GIVEN the prevalence of materialism in the modern world, it is not too unusual to stumble across examples of ruling class triumphalism, particularly when it involves imperial conquest or vastly accumulated wealth. However, it takes a far more arrogant and condescending form when a little known Jewish author – in this case Ron H. Feldman – claims that biblical terminology such as ‘Lord’ and ‘King’ affects “our egalitarian and feminist cultural sensitivity”. Furthermore, he says, it’s all “quite alienating”.
Had this presumptuous comment been uttered within the confines of some delusional Marxist collective down at Clapham High Street it might seem less inappropriate, but Feldman’s remark appears in a 1999 text on Jewish mysticism and is designed to serve as an observation about society in general. For the past eighteen years, therefore, at least if Feldman’s words are to be taken literally, it appears that our cultural sensitivities have been “egalitarian” and “feminist”. Not only is this statement ridiculously idealistic, even for a committed believer, but it is also an exercise in wishful-thinking and Feldman clearly has no right to assume that his distorted vision has been so readily accepted by others. Not then, not now.

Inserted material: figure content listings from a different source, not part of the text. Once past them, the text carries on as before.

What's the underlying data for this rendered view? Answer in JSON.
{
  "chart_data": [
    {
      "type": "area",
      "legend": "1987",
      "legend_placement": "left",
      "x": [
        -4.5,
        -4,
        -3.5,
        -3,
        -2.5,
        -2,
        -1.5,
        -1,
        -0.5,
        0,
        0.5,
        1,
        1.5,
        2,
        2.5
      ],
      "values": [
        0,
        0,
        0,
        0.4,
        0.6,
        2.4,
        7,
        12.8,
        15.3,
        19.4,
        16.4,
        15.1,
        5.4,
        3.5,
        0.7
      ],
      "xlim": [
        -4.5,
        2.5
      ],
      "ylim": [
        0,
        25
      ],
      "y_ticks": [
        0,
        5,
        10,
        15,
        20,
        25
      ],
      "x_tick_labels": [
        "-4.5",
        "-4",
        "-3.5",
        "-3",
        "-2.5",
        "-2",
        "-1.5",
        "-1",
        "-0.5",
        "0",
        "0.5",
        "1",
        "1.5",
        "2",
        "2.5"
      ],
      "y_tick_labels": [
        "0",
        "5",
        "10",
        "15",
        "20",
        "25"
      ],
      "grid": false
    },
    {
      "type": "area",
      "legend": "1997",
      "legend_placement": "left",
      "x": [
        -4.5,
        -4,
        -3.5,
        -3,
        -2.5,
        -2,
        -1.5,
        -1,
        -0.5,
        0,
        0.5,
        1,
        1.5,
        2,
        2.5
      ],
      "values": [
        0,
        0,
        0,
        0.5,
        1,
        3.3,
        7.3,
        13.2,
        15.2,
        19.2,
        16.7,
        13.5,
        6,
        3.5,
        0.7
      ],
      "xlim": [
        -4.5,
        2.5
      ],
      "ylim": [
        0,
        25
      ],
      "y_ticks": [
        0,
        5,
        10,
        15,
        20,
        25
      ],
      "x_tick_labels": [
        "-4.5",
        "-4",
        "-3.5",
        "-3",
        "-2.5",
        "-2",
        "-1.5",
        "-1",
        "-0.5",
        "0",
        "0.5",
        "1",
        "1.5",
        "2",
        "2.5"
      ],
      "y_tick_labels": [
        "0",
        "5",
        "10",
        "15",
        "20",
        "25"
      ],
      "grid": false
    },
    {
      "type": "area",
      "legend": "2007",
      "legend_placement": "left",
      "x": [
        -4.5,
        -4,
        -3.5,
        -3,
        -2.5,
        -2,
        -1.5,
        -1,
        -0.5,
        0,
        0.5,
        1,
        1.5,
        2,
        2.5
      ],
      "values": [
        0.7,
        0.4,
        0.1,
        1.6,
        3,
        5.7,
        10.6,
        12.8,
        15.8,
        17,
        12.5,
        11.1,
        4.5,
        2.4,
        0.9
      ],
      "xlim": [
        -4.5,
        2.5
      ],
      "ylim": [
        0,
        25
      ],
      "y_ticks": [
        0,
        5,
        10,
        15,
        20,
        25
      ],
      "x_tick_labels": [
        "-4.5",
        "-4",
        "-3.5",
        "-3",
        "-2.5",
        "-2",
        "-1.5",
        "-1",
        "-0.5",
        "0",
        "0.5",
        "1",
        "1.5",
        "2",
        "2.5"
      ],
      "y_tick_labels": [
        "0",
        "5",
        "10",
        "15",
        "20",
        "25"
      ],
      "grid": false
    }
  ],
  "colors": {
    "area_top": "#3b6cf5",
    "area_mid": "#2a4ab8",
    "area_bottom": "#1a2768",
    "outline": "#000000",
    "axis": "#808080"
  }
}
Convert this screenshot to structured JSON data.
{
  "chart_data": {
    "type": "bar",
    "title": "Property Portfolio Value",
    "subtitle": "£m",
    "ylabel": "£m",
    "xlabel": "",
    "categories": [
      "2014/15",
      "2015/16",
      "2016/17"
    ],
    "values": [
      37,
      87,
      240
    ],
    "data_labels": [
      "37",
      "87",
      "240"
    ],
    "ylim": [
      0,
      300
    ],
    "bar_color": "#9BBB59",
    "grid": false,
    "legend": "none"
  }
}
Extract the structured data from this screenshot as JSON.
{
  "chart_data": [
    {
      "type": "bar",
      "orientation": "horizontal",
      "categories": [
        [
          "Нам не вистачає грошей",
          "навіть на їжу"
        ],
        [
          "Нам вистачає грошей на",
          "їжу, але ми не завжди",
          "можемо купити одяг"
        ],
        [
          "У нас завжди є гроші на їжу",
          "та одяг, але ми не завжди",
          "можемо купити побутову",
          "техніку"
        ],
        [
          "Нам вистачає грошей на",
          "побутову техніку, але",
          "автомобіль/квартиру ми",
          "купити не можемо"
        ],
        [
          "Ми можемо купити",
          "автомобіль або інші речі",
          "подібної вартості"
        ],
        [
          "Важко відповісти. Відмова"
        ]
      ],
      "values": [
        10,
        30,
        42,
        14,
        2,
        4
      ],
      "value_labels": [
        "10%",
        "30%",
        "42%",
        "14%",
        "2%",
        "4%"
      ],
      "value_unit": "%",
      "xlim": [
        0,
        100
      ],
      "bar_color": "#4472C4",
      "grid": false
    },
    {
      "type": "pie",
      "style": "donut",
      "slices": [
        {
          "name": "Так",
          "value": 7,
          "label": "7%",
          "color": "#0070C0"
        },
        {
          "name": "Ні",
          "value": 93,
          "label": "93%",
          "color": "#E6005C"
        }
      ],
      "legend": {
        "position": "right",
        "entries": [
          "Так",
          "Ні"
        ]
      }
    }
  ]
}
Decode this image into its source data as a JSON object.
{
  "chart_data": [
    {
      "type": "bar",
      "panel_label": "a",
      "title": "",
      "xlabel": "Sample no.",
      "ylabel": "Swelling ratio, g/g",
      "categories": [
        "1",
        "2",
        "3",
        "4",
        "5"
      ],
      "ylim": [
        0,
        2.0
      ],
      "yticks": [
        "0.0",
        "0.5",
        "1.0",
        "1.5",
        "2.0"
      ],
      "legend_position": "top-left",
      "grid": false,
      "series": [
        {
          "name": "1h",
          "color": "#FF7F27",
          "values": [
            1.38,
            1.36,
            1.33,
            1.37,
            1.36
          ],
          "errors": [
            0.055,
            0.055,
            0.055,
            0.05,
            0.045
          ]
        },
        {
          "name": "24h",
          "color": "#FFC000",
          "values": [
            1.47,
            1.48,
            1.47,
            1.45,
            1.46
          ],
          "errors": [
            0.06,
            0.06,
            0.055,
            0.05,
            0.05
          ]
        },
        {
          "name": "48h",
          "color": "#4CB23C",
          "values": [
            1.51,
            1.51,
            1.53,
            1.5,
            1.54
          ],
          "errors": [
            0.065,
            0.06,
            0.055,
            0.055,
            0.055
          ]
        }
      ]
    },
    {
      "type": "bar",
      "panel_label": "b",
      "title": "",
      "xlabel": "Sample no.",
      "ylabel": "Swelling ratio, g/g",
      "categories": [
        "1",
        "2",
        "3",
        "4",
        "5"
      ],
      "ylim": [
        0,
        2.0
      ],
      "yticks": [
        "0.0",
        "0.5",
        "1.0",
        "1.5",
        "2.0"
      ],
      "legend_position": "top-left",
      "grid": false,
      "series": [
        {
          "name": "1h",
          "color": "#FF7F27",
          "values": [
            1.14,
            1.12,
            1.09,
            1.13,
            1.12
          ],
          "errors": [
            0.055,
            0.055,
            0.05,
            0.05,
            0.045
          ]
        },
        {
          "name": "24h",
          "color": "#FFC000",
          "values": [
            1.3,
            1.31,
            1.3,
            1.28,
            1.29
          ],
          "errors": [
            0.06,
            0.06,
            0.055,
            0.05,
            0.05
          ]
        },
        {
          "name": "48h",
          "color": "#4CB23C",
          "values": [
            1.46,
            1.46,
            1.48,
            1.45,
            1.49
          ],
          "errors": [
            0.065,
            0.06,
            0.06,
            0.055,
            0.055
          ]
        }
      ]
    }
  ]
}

In fact the current willingness to resign oneself to life within an imagined leftist utopia is part of the problem. The capitalists undoubtedly rule the roost in an economic sense, but methods of social control such as political correctness, gender-based ressentiment and pseudo-egalitarianism will only gain a foothold if you allow it to happen. Assuming that such a dystopia has already come to pass, at least in an all-encompassing and universal fashion, is like walking into a Nigerian call centre and handing over your bank details and the keys to your house. Acceptance is not always passive, meaning that whilst you may still complain about these forms of self-policing it is still possible to convince yourself, deep down, that we have already been defeated and that somewhere along the line we must ultimately conform with certain behavioural precepts. This, unfortunately, is the price that certain sections of society are now beginning to pay for the fact that some of the more bizarre theories of the looney left – greeted with some hilarity back in the day – have already worked their way into the consciousness of the mass and thus managed to frame the parameters of socio-political discourse.
In some ways, perhaps, it can even affect the individual’s mental sovereignty in the way that lingering notions of sin might continue to nag the long-suffering conscience of the Christian apostate. Rather than go out with a “whimper”, as T. S. Eliot once said, we must resist this process and fight back with everything we have.